Former Iraqi air force pilots are training Islamic State militants to fly in captured fighter jets, a group monitoring the war said Friday.
Fighter jets believed to be of the Mig-21 and Mig-23 variety were seen flying over the Al Jarrah air base in Aleppo Province this week, according to the Britain-based Syrian Observatory for Human Rights.
Rami Abdul Rahman, director of the Observatory, said the planes flew at a low altitude, apparently to avoid radar detection.
The Islamic State militants were being trained by Iraqi officers who served as pilots under the Saddam Hussein regime, Abdul Rahman said, the Associated Press reports.
The militants is known to have got the possession of the jets from an air base it captured in Raqqa province earlier this year.
Even if the Islamic State militants learn to fly the jets, they would be exposed to Syrian and Iraqi MANPADS - man-portable-air-defense-systems - and fighter jets of the coalition forces, said former U.S. Department of Defense policymaker Richard Brennan, an Iraq expert at RAND Corperation, as reported by AP.
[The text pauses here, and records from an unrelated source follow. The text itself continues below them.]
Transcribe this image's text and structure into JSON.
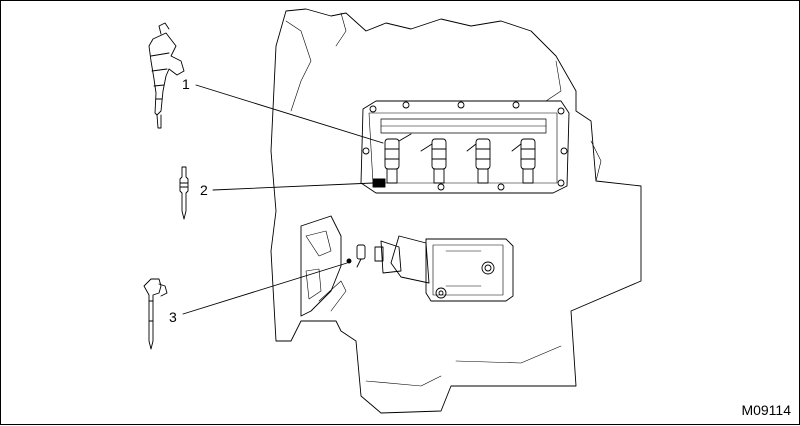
{
  "callouts": {
    "c1": "1",
    "c2": "2",
    "c3": "3"
  },
  "figure_id": "M09114",
  "colors": {
    "line": "#000000",
    "background": "#ffffff"
  }
}
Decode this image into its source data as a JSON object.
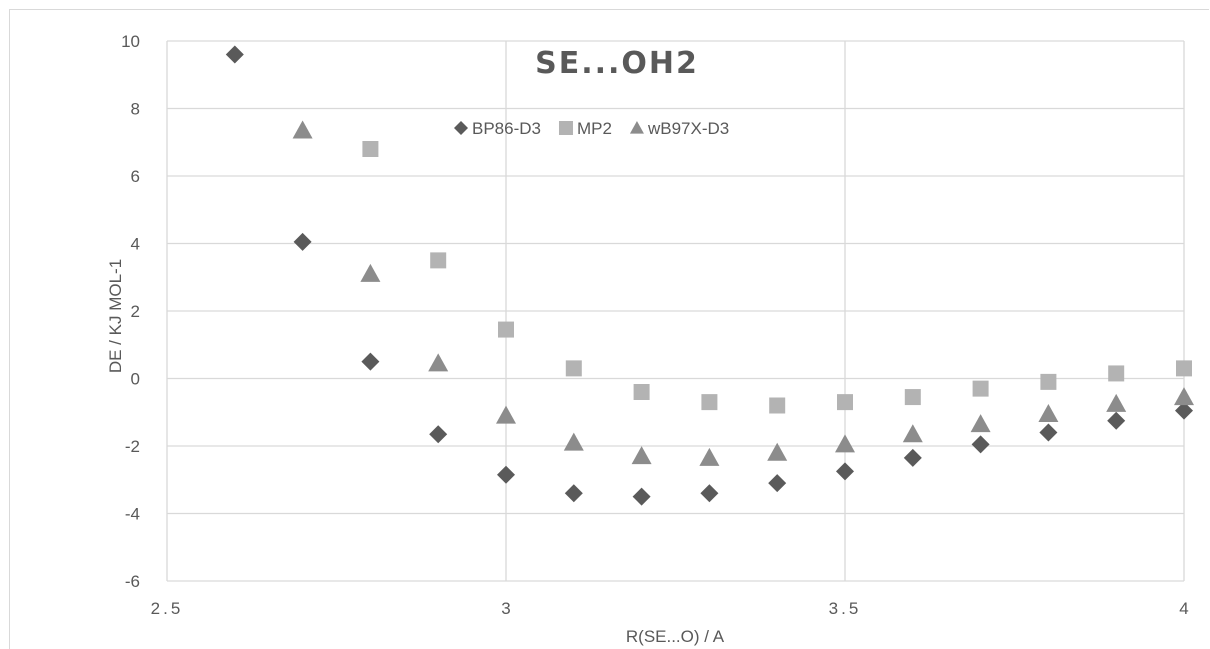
{
  "chart_data": {
    "type": "scatter",
    "title": "SE...OH2",
    "xlabel": "R(SE...O) / A",
    "ylabel": "DE / KJ MOL-1",
    "xlim": [
      2.5,
      4
    ],
    "ylim": [
      -6,
      10
    ],
    "x_ticks": [
      "2.5",
      "3",
      "3.5",
      "4"
    ],
    "y_ticks": [
      "-6",
      "-4",
      "-2",
      "0",
      "2",
      "4",
      "6",
      "8",
      "10"
    ],
    "grid": true,
    "legend_position": "top-center",
    "series": [
      {
        "name": "BP86-D3",
        "marker": "diamond",
        "color": "#5a5a5a",
        "x": [
          2.6,
          2.7,
          2.8,
          2.9,
          3.0,
          3.1,
          3.2,
          3.3,
          3.4,
          3.5,
          3.6,
          3.7,
          3.8,
          3.9,
          4.0
        ],
        "y": [
          9.6,
          4.05,
          0.5,
          -1.65,
          -2.85,
          -3.4,
          -3.5,
          -3.4,
          -3.1,
          -2.75,
          -2.35,
          -1.95,
          -1.6,
          -1.25,
          -0.95
        ]
      },
      {
        "name": "MP2",
        "marker": "square",
        "color": "#b3b3b3",
        "x": [
          2.8,
          2.9,
          3.0,
          3.1,
          3.2,
          3.3,
          3.4,
          3.5,
          3.6,
          3.7,
          3.8,
          3.9,
          4.0
        ],
        "y": [
          6.8,
          3.5,
          1.45,
          0.3,
          -0.4,
          -0.7,
          -0.8,
          -0.7,
          -0.55,
          -0.3,
          -0.1,
          0.15,
          0.3
        ]
      },
      {
        "name": "wB97X-D3",
        "marker": "triangle",
        "color": "#8c8c8c",
        "x": [
          2.7,
          2.8,
          2.9,
          3.0,
          3.1,
          3.2,
          3.3,
          3.4,
          3.5,
          3.6,
          3.7,
          3.8,
          3.9,
          4.0
        ],
        "y": [
          7.35,
          3.1,
          0.45,
          -1.1,
          -1.9,
          -2.3,
          -2.35,
          -2.2,
          -1.95,
          -1.65,
          -1.35,
          -1.05,
          -0.75,
          -0.55
        ]
      }
    ]
  }
}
"The possession of these aircrafts will have a minimal military impact - however, they will provide a significant psychological boost to IS, especially if IS can find a way to periodically employ them against military or civilian targets," Brennan said.
Meanwhile, General Lloyd Austin, head of the U.S. military's Central Command, said he did not have any operational reports of Islamic State militants flying jets.
"We don't have any operational reporting of ISIL flying jets in support of ISIL activity on the ground and so I cannot confirm that. And to the degree that pilots may have defected and joined the ranks of ISIL, I don't have any information on that either," he said at a Pentagon news briefing, reports Reuters.